No, I’m not making fun of your sad dating history. The difference between bad luck and insanity turns out to be significant: the erotomaniac, you see, believes that the object of his affection returns the feelings and even initiated the relationship—that the beloved’s anger, confusion, indifference, and restraining orders are actually tests designed to determine just how devoted the long-suffering victim is. The erotomaniac believes that the beloved is constantly sending him secret, coded messages meant to inflame his passion—by touching the hedges in a certain way, for instance, or arranging the curtains just so.
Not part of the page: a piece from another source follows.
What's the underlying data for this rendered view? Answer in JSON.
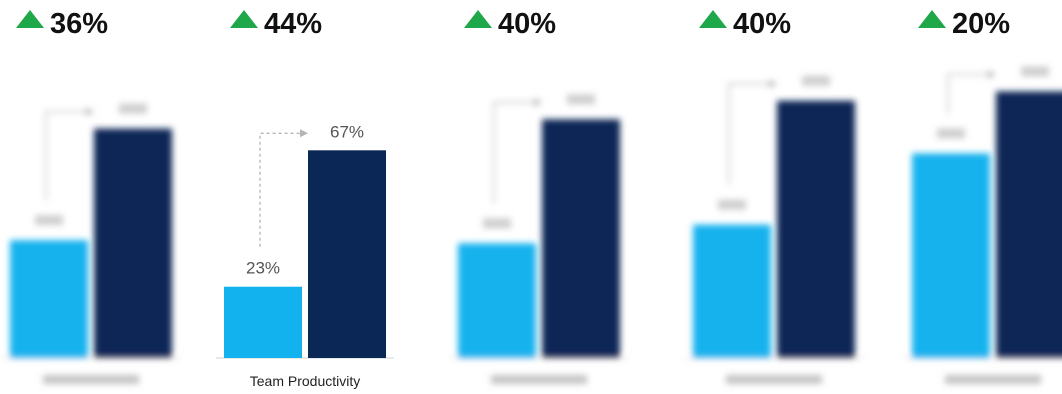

He doesn’t understand how the beloved can be so alternately loving (to send such ardent signals) and cruel (to spit on him when discovering him on the front porch again).
It’s like the most clueless, deluded, pathetically hopeful person you’ve ever dated times a hundred.
This is the nightmare lived by McEwan’s protagonist, Joe Rose—a mid-thirties science writer, happily coupled, who meets his own special erotomaniac on the scene of a strange hot-air balloon accident. The man, Jed Parry, believes his mission is not only to love the socks off Joe but also to stamp out his atheist beliefs. The fixation sets off a chain of increasingly unsettling events that threaten Joe’s relationship and sanity, and even—since half of male erotomaniacs eventually turn violent—his life.
I admit it—I have an enduring love for Ian McEwan. His writing is both thoughtful and beautiful—this is the first-person style I like—and his plots are original and nicely structured. If you find me camping outside his house, drooling over the man’s communicative curtains, don’t say I didn’t warn you.